26/03/2012 10h56 - Atualizado em 26/03/2012 10h56
Waldir Guerra
A educação sempre apontada como o maior obstáculo a ser superado pelo Brasil para entrar no primeiro mundo, passa agora por seu teste mais importante: a valorização de seus professores.
É verdade que o Brasil está sempre nos últimos lugares em matéria de educação dos seus alunos quando confrontado com seus vizinhos. E não somente no desempenho dos seus alunos, mas também dos professores.
Os salários dos professores brasileiros, se comparados com os demais países, só rivalizam com os mais pobres. Nosso Piso Nacional de acordo com a Lei 11.738/2008 de 1.451,00 é pouco mais de dois salários mínimos.
Pois é; e mesmo assim, dezessete estados brasileiros não cumprem a Lei segundo a CNTE, Confederação Nacional dos Trabalhadores em Educação.
Pior, um dos estados que não cumpre essa Lei é o Rio Grande do Sul. Seu governador, Tarso Genro, se dá ao desplante de contrariar essa determinação com evasivas. Mesmo sabendo que o STF, Supremo Tribunal Federal, acaba de confirmar a obrigação de todos os estados brasileiros terem de cumprir essa Lei. E logo ele que foi Ministro da Justiça. E sem esquecer que também foi Ministro da Educação. O que dizer mais dessa sua atitude?
Mais importante que relacionar os demais estados que não cumprem a Lei, melhor citar os que a cumprem. Segundo a CNTE os estados que a cumprem são: Mato Grosso do Sul, São Paulo, Mato Grosso, Pernambuco, Pará, Goiás, Distrito Federal e Maranhão.
Tudo indica que a mentalidade dos nossos governantes com respeito à educação é representada pela opinião do governador gaúcho. Isso significa que pouco se pode esperar numa melhora rápida e eficiente na forma de educar nossas futuras gerações.
O bom exemplo para melhorarmos nossa educação a temos nos países asiáticos. O primeiro pode ser o Japão que destruído por uma guerra mundial adotou uma escolarização forçada e deu a volta por cima, tanto econômica como socialmente. Mas o melhor e mais atualizado exemplo vem da Coréia do Sul. Ela aplicou em educação todo seu esforço nessas últimas décadas e hoje é um dos países que mais exportam tecnologia. Sim, porque eles, os sul-coreanos, já chegaram até aqui no Brasil com suas fábricas de automóveis, televisores, telefones celulares e navios. Talvez você nem tenha se dado conta e seja um proprietário de um automóvel da marca Yundai ou, então, Kia. Hoje os bons carros sul-coreanos estão concorrendo diretamente com os melhores automóveis americanos e europeus. Até a Toyota anda perdendo mercado para eles.

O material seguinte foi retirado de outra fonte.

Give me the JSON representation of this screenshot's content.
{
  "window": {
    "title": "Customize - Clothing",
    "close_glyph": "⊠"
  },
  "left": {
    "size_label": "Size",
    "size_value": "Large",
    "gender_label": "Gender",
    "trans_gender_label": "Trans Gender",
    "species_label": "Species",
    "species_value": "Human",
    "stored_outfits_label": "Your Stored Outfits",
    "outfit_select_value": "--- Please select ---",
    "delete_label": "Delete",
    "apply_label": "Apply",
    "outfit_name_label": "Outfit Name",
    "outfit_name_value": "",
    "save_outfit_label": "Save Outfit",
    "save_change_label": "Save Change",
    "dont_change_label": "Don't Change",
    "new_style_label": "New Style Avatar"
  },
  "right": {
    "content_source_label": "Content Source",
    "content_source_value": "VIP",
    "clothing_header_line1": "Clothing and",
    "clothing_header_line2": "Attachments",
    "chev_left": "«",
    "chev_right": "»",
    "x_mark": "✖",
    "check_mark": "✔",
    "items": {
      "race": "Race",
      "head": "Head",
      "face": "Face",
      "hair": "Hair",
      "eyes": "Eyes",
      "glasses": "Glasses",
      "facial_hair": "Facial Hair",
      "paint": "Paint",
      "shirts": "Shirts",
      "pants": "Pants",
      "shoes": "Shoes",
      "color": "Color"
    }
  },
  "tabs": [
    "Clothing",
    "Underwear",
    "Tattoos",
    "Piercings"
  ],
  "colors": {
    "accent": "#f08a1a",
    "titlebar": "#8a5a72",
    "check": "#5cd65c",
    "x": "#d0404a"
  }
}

Comparar o desenvolvimento sul-coreano – feito em apenas algumas décadas – com sua vizinha Coréia do Norte é a melhor maneira para convencer nossos governantes da importância, e também urgência, em melhorarmos a educação dos futuros brasileiros.
O Brasil gasta mal o dinheiro destinado à Educação e a prova disso é o a própria comparação com a Coréia do Sul que gasta 4,2% do seu PIB e o Brasil 5,1%. Muitas coisas precisam ser melhoradas na área do ensino e educação e preciso concordar com o economista Vítor Wilher que é necessário “(i) inverter a prioridade de financiamento atual entre os diferentes níveis de ensino; (ii) melhorar a formação inicial e construir um mecanismo de formação continuada de professores; (iii) construir mecanismos de responsabilização docente”.
Mas o Brasil precisa dar inicio a esse processo e já que atravessa um bom momento econômico precisa aproveitar a oportunidade e tornar-se um pais de primeiro mundo. Um bom começo seria deixar as evasivas de lado e melhorar os salários dos professores da educação básica.